Sources and information to assist students in Chemical Engineering 333t, Technical Communication.

Citing Your Sources

Why cite?

Footnotes are not just busy work. It's very important that you give credit where credit is due by indicating where you found specific pieces of information. If you don't cite your sources, or if you copy or paraphrase text without attribution, you are implying that you are the creator of that information, and obviously that's not the case most of the time. Plagiarism is one of the most serious breaches of academic ethics, and it can ruin your career.

What you can (and should) cite
It's fine to cite these kinds of literature in your assignments, papers, and lab reports:

  • Journal articles and reviews
  • Preprints (e.g. arXiv or ChemRxiv)
  • Handbooks
  • Encyclopedias and textbooks
  • Books and book chapters
  • Conference papers
  • Patents
  • Reputable factual databases (such as NIST Chemistry WebBook, DIPPR, etc.)
  • Reputable government or institutional web sites (such as EPA, NIST, IUPAC, NIH, etc.)

You should generally NOT cite things like this:

  • Wikipedia articles (or other crowd-sourced sites)
  • Miscellaneous personal or unofficial web pages, blogs, wikis, etc.

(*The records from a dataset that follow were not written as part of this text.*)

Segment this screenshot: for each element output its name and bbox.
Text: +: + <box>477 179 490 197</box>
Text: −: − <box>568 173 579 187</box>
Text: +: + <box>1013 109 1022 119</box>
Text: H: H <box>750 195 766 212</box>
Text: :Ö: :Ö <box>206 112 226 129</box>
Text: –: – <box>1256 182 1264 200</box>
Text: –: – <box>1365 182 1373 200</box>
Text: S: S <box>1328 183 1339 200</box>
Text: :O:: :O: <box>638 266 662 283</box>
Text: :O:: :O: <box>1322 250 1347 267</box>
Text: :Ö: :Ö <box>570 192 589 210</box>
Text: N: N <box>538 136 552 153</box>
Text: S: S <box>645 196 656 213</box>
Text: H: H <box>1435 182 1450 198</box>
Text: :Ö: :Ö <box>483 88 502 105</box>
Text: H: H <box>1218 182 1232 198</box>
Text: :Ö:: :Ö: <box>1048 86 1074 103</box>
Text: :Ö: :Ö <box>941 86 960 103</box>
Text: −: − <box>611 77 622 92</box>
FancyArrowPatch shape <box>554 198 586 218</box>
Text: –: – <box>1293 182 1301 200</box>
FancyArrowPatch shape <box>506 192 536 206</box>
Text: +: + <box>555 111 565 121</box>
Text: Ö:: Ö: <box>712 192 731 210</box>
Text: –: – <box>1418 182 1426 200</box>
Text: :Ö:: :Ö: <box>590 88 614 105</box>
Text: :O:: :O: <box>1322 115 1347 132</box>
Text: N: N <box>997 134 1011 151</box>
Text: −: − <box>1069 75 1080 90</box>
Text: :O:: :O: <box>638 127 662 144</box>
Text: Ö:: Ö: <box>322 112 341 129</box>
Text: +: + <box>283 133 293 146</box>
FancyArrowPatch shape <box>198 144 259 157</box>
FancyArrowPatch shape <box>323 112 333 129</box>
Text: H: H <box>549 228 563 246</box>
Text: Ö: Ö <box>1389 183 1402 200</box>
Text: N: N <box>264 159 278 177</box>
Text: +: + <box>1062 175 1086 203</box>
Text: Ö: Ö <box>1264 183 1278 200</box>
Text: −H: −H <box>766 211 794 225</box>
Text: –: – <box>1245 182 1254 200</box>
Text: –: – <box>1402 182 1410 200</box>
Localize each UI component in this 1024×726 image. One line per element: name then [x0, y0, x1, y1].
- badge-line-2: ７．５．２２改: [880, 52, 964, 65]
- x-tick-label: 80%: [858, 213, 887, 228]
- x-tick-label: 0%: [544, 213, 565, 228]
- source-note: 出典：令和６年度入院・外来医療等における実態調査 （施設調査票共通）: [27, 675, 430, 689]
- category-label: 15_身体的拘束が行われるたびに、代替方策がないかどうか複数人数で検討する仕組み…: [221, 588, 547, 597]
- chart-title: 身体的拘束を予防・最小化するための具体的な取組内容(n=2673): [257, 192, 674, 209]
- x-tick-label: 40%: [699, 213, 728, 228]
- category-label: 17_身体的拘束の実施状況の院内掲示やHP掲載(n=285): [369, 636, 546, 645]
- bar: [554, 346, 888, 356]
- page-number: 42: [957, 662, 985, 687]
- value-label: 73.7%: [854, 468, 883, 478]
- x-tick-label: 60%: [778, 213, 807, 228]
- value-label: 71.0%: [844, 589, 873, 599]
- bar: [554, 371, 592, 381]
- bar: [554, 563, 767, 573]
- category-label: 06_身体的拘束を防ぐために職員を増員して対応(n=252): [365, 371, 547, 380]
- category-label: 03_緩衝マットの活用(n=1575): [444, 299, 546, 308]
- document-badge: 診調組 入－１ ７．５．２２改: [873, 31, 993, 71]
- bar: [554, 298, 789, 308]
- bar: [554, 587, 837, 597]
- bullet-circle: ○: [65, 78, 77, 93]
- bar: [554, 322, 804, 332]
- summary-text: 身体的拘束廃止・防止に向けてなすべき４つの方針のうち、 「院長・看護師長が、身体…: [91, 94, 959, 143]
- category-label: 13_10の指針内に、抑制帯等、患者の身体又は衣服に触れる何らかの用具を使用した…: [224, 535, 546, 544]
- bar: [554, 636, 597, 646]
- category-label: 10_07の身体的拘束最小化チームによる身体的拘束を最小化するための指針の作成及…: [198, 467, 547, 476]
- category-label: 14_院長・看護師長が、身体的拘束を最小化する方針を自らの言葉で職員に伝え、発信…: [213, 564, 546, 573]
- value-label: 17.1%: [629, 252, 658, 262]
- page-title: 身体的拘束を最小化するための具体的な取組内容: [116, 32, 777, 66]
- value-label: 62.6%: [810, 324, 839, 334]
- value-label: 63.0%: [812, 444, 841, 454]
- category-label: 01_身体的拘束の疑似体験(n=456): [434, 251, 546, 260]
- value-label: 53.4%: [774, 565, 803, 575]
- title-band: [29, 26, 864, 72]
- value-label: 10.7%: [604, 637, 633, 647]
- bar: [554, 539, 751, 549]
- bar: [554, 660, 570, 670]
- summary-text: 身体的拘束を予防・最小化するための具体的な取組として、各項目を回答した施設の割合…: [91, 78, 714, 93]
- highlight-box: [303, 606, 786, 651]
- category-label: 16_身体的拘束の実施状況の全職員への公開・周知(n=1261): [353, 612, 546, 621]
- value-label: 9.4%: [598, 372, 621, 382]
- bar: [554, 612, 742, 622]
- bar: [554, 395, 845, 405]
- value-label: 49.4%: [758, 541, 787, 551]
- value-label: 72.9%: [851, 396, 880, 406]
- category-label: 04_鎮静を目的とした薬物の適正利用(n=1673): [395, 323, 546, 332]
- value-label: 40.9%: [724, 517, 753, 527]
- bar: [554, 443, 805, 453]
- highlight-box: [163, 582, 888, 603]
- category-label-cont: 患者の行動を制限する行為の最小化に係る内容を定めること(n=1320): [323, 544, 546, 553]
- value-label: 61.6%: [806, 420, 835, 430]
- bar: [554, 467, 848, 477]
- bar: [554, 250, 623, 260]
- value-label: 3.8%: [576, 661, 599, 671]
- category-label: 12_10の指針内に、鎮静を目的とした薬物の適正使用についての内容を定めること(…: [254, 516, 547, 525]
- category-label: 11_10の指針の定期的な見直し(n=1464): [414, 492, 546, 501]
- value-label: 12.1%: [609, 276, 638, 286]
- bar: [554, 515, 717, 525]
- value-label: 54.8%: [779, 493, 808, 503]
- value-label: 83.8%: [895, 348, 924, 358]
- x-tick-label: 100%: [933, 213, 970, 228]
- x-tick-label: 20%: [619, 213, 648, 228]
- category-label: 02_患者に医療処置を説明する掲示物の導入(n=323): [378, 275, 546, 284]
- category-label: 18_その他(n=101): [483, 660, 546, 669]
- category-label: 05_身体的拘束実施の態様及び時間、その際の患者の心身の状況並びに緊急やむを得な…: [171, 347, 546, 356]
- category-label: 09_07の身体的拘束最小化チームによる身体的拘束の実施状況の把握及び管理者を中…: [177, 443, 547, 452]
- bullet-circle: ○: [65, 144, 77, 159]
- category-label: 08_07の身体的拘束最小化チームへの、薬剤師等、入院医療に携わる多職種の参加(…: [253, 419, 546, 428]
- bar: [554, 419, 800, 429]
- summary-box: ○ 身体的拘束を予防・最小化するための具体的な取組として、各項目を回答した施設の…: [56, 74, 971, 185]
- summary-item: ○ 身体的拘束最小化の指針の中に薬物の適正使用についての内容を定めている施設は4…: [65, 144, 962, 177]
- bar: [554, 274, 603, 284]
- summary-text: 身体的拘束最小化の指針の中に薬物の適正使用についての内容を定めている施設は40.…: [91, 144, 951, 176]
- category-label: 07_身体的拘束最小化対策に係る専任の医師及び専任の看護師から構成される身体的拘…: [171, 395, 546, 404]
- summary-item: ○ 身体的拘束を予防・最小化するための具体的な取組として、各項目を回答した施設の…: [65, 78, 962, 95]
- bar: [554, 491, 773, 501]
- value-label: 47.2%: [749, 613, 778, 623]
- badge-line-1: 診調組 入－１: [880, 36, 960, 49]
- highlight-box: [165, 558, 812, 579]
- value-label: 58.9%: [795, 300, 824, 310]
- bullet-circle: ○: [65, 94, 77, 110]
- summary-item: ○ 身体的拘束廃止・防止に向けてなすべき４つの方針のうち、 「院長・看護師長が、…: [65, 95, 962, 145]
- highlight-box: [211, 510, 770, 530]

Why not? Because they are not "published" or peer-reviewed, and may not be accurate, reproducible, or safe, and they may not persist over time. There is also a professional bias against such sources. If you are giving a talk or presenting a poster at a conference, and a person asks you where you got a certain piece of information, "I got it from Wikipedia" is definitely the wrong answer!